Cooper has utilized the scholarship and materials provided by Parker to create a mural celebrating Brent’s accomplishments, with the finished work to be installed at the Buffalo Zoo adjacent to Brent’s iron gates.
John Edmonston Brent, 1889–1962
Buffalo’s First African American Architect
John Edmonston Brent was a native son of Washington, D.C., born into a family of African American architects. He was named after his grandfather, who was born a slave and later purchased his freedom and that of his wife, Elizabeth. Brent’s father, Calvin Thomas Stowe Brent, was also an architect. Both grandfather and father contributed to the design and construction of Episcopalian churches, homes, and various structures in the historical U Street Corridor in Washington, D.C. Many of these structures remain and are located in the African American Historical Corridor of the city; many have been placed on the National Registry of Historical Places.

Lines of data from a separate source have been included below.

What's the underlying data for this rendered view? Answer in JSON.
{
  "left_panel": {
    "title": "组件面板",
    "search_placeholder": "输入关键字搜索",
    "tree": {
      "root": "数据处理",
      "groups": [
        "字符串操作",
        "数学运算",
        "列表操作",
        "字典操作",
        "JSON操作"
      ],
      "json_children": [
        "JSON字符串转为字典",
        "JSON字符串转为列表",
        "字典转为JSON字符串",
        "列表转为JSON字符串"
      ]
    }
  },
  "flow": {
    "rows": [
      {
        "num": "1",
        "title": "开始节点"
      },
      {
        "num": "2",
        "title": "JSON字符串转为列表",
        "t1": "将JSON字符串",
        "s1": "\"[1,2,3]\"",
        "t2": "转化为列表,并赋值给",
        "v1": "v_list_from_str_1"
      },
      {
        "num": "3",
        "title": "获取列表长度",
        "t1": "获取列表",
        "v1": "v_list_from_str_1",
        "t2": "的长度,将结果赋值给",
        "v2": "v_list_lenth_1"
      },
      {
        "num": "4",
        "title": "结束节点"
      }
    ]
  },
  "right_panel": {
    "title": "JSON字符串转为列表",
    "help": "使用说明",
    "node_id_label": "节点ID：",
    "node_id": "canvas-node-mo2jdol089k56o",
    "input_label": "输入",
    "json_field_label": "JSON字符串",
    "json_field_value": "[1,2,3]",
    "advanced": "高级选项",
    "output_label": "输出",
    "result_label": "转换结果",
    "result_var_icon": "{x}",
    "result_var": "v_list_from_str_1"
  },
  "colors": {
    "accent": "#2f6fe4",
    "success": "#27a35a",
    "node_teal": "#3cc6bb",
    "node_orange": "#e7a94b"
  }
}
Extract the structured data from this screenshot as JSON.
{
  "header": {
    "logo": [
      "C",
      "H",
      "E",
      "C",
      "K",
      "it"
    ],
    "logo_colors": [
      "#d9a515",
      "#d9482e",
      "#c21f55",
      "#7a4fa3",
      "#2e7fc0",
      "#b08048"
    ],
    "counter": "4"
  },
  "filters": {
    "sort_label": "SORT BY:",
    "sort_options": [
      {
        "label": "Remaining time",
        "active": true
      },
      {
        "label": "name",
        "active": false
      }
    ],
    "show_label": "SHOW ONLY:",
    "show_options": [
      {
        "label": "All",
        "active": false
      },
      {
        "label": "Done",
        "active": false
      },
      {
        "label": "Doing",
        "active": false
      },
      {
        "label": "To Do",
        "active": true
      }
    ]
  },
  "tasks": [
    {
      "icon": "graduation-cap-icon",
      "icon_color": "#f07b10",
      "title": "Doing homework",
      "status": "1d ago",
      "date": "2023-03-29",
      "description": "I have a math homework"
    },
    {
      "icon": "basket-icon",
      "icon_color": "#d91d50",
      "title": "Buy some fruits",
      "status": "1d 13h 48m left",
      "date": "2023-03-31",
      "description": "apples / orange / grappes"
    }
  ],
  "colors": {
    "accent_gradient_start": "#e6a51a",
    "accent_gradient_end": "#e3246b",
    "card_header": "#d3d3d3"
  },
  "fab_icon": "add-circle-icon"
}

Brent received his primary education in the public-school system of Washington, D.C. In 1904, at the age of fifteen, he enrolled in carpentry at Tuskegee Institute and graduated in 1907. He then returned to Washington, D.C., until he was awarded a full scholarship for architecture at the Drexel Institute of Arts, Sciences, and Industry in Philadelphia, graduating in 1912.
Brent was employed by the Department of the Interior from 1931 to 1934 and was assigned to Howard University along with a team of talented Black architects. They contributed to the design of Founders Library, Frederick Douglass Hall, and the chemistry classroom building. Following this assignment, Brent worked on smaller commissions from his Lonsdale Road office and residence in the historic Hamlin area of Buffalo. Known for his design of the Michigan Avenue Y.M.C.A. at 585 Michigan Avenue (demolished in 1977), he was encouraged to apply for a junior landscape position with the City of Buffalo’s Parks Department on the recommendation of the Executive Director and Curator of the Buffalo Zoo, Marlin Perkins, of the famed Mutual of Omaha’s Wild Kingdom. Brent was employed by the City of Buffalo from 1935 until his retirement in 1959. In 2013, Brent’s design of the Entrance Court at the Buffalo Zoo (1938) was placed on the National Register of Historic Places.